Светлый фон

Иначе и быть не могло. Драматургическая речь, конечно, занимает большое место в произведении, но не звучит она отдельно от речи повествовательной, как не живут отдельно персонажи драмы от прозаических прологов, хоть и нет их там, и говорится совсем не о том. Впрочем, это не просто нечто вроде вступления. Фолкнер писал Саксу Камминзу, главному редактору издательства «Рэндом Хаус», в котором выходила книга: «В гранках слова «Акт I, II, III» идут перед драматургическими кусками, а не перед прозаическими прологами, так, как это было в оригинале: для меня это вовсе не прологи, а органическая часть самих этих актов».

Сначала все же прочтем драматургическую часть, здесь прямо продолжена история, оборванная некогда на последней странице «Святилища».

Прошло восемь лет. За это время Гоуэн Стивенс и Темпл Дрейк успели встретиться вновь, пожениться, родить детей. Все забылось — и кукурузный початок, и лжесвидетельство, — жизнь протекала, судя по всему, безбурно — до того момента, пока чернокожая нянька, Нэнси Мэннигоу, не задушила, совершенно беспричинно, полуторагодовалую дочь Стивенсов. За что ее — с этого пьеса и начинается — суд приговаривает к повешению.

По ходу событий, то есть не событий, внешней динамики нет и в помине, — по ходу разговоров обнаруживается, однако, что не кары заслуживает убийца, а преклонения. Ибо и само убийство — не преступление, а жертвенный акт милосердия. Только кажется, что все забылось. На самом деле ничто не забывается, ничто не проходит даром. Порок, в который Темпл был ввергнута с юности, оставил тяжелую мету, полностью сбил шкалу моральных ценностей. Она хладнокровно обманывает мужа, собирается сбежать с любовником, Нэнси об этом знает и единственным доступным ей способом спасает ребенка от неизбежности существования во лжи.

Многое проясняется в процессе разбирательства, бросая издали свет на давно знакомые лица.

Досказана история Лупоглазого, у которого, оказывается, было настоящее имя, Вителли, только так его никто не называл, потому что Vitelli — производное от vita — жизнь, а он — порождение и холодный инструмент насилия и смерти.

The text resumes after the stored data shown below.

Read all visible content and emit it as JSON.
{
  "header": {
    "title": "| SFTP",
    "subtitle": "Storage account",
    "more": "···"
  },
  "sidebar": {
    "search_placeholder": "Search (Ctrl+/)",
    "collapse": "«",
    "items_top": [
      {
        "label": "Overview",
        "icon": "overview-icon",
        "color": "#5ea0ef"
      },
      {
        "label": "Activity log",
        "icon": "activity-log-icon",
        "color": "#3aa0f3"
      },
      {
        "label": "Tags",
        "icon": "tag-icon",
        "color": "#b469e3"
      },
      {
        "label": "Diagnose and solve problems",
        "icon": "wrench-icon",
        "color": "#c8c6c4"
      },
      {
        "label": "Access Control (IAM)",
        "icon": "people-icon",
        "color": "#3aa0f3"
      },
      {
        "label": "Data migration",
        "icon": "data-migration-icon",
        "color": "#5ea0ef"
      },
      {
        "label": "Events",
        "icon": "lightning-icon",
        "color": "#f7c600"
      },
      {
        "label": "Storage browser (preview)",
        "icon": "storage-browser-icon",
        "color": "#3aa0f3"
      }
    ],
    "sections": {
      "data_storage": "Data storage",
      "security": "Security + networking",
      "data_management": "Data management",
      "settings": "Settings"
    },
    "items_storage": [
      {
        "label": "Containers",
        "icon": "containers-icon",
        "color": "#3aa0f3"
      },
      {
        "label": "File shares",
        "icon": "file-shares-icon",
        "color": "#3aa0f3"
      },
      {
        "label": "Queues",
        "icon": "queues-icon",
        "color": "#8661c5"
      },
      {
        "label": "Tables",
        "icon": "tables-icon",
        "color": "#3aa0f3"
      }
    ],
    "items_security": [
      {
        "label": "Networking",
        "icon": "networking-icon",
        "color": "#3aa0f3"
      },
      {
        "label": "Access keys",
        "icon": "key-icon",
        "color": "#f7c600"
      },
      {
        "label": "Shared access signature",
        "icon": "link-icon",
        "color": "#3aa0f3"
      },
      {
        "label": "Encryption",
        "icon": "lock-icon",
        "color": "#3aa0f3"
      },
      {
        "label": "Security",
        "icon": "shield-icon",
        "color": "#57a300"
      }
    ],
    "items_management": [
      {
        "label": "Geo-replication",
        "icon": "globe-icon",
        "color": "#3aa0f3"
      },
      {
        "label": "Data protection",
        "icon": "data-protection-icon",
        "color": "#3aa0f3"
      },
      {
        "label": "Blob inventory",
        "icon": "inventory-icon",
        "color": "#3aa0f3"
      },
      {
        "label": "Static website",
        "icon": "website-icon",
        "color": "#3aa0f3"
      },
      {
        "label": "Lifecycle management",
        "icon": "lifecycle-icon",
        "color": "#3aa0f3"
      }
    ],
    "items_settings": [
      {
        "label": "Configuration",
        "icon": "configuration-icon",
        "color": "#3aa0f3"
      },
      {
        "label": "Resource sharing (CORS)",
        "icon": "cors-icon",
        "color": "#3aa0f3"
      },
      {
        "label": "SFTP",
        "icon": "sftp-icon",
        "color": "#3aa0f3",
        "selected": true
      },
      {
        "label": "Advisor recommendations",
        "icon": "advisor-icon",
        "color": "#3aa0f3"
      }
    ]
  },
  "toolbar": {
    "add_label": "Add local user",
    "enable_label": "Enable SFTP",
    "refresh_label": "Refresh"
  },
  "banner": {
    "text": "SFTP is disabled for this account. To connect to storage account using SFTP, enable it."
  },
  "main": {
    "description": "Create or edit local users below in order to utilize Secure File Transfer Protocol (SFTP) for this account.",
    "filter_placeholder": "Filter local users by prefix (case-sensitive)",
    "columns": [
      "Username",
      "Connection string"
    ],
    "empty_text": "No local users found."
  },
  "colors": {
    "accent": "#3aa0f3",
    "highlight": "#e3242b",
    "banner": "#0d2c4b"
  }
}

Лучше стал виден Гоуэн, не столько в индивидуальной, сколько в социальной характерности. Таких, как сказано в обширной ремарке, «много развелось в Америке, на Юге, между двумя великими войнами: единственные дети обеспеченных родителей, они живут в отелях больших городов, заканчивают лучшие колледжи на Юге или на Востоке, вступают в престижные студенческие клубы; теперь они переженились, обзавелись семьями, устроили детей в те же школы, получили хорошие денежные места: хлопчатобумажное производство, биржа, банки». Впрочем, за общим проступает все-таки непохожее, нестандартное. «Лицо его немного изменилось, в нем появилось что-то свое. Что-то произошло с ним — трагедия? — что-то неожиданное, к чему он не был подготовлен и с чем жизненная поклажа не позволяла освоиться; и все же он принял случившееся и теперь искренне и бескорыстно (может быть, впервые в жизни) пытался изо всех сил справиться». Словом, покаяние; не искупление и не прощение — оно не заел ужено, — но осознание собственной ответственности. А это-шаг в сторону человечности.